Not enough that I don’t have to lie to him about almost every aspect of my life.

I take the empty bottle from him. “You don’t have to stay,” I say, definitively. He understands it to mean “I don’t want you to stay.”

“I should get going,” he says, loudly enough for anyone who would bother to overhear. “Big case going to court next week.” He casually gives me a polite, perfunctory peck on the cheek and then says good-bye to his guy friends. No one else would see anything amiss in our behavior—just two people who remained friendly after the end of their college romance.

About an hour after the fireworks have ended, Emma and Robert have gone back to suburban Jersey, Mia and David have gone to bed like the almost-old-married couple that they are, and Kate, dear Kate, has gone on to some club with a couple of guys. There are no surprise texts from Nick, saying he’s back early and can he come by? At least I have Suzanne, who stays until everyone else has left, to help me clean up and then to relax on my couch with some of the leftover beer (it’s not a successful event if you haven’t bought enough to have a few left for later). She is a bit giddy, having had several drinks and almost no alcohol tolerance. We have gone through the usual after-party recap—“Great to see so-and-so, can’t believe who is dating who, what
was
she wearing, anyway?”

Then Suzanne sighs and gets that faraway look. “So if I get married again, will you plan me the most fantastic wedding you’ve ever done?”

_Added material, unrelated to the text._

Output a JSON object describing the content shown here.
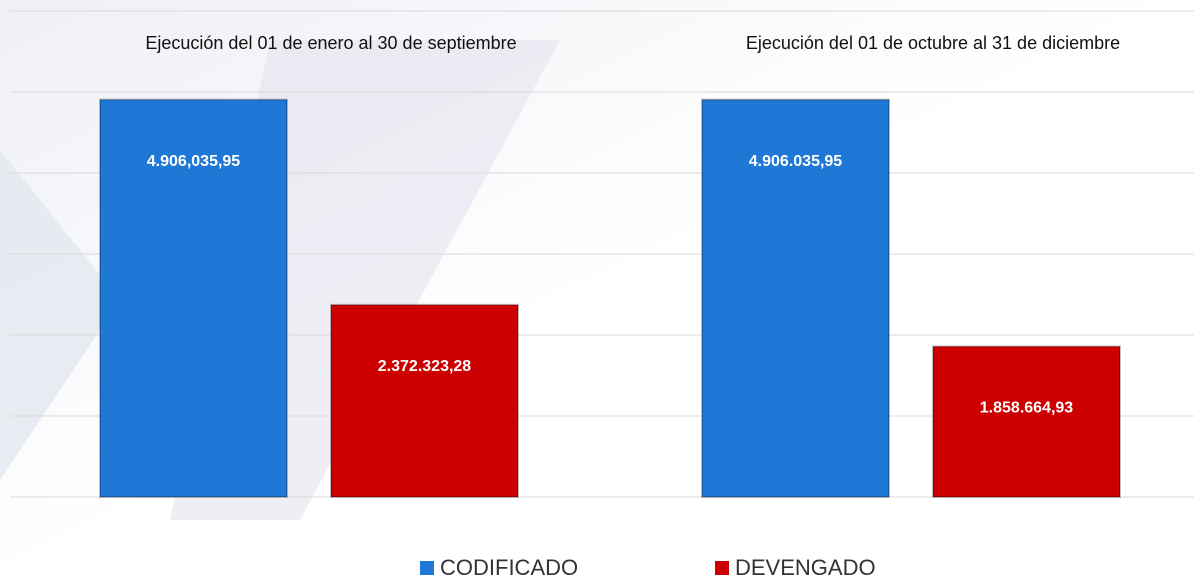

I roll my eyes, but not so that she can see. “Of course I will, but who will you be getting married to? You’ve only been on like three dates with this last guy. Why didn’t you bring him to the party, anyway?”

“Oh, don’t be silly, Cass, it is way too early to introduce him to all my friends. I’m still trying to make a good impression, you know.”

“Thanks.”

“You know what I mean. You just never know what someone will say at a party like this. I mean, someone could mention my ex or something. He knows I was married before, but I don’t need anyone bringing up old stories about me.”

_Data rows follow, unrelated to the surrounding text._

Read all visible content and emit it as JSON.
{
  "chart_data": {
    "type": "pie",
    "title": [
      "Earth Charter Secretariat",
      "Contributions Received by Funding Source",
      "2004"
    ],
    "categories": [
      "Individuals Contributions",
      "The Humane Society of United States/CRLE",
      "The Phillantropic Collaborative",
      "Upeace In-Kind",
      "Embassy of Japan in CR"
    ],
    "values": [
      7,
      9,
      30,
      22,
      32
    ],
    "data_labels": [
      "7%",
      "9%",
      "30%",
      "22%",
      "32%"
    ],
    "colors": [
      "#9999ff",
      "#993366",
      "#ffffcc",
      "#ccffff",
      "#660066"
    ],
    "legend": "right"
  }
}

“Understood. But then it’s probably too early for wedding fantasies.” I don’t like to burst Suzanne’s bubble—God knows she has been disappointed by men quite enough—but she still has some old-fashioned naïveté that I hope doesn’t get her more hurt in the long run. And I’ll admit it, this thing with Kevin, whatever this
thing
is, has made me out of sorts.

“Don’t worry. I’m not completely head over heels or anything. I’ve just been thinking
generally
that if I were to get married again, I would want my wedding to be really special. Not the student budget one—no offense, you did a fabulous job with what you had to work with.”

“None taken. I know what you mean. I’ve done several weddings where it’s the second time around for at least one person. And they are always more elaborate than the first.”